I know I need to be patient with myself and that I can’t change everything overnight. Little steps day by day as I begin to carve out a new me. Acknowledging progress, any amount, will be essential to not feeling defeated or more vulnerable. I also think being realistic will be important in trying to achieve this. I can’t do this overnight, or even over a few weeks, this will be a new lifetime project for me. But I am committed to getting there because that is the type of person I am. The type of person who tackles a challenge and comes out of it - a better, stronger version of myself.
In other news - I will be having a big appointment on Tuesday morning which has also been weighing on my mind.

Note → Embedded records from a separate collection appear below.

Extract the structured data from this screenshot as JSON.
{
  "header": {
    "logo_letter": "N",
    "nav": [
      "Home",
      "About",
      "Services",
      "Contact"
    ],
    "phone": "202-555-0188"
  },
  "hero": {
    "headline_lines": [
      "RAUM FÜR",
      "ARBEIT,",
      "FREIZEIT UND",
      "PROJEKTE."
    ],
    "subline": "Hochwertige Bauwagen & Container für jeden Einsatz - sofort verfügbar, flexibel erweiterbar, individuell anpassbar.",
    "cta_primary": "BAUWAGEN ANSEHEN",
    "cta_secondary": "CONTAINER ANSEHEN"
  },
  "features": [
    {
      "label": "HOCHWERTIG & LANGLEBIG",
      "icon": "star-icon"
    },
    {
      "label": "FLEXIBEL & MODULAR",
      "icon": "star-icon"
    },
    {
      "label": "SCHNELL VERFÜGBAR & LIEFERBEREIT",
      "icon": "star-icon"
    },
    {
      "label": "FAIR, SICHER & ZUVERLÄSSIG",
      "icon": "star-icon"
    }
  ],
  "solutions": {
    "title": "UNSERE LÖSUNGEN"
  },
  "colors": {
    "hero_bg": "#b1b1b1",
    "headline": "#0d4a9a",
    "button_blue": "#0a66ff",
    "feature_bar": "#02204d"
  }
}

In the cancer world, our checkups are synonymous with worry and anxiety. Depending on your diagnosis and time post treatment, these can vary from every 3 months to 1 year. This is the first big one for me – the one year post diagnosis check up. I am not totally sure what they will do but they will test my blood for any biomarkers (signs of tumours), feel my glands and investigate any areas of pain. Perhaps scans if required. You so want everything to be okay because after going through it all once you just cannot imagine or mentally handle hearing or living through it all over again. So please send happy thoughts my way Tuesday and I look forward to writing about how well things go.
Happy Easter everyone! Eat lots of chocolate.
0BB (My new name is now the number zeroBB as it is much more fitting for me post surgery but also stays true to the original. I would like to thank a regular reader of this blog for her creative suggestion.)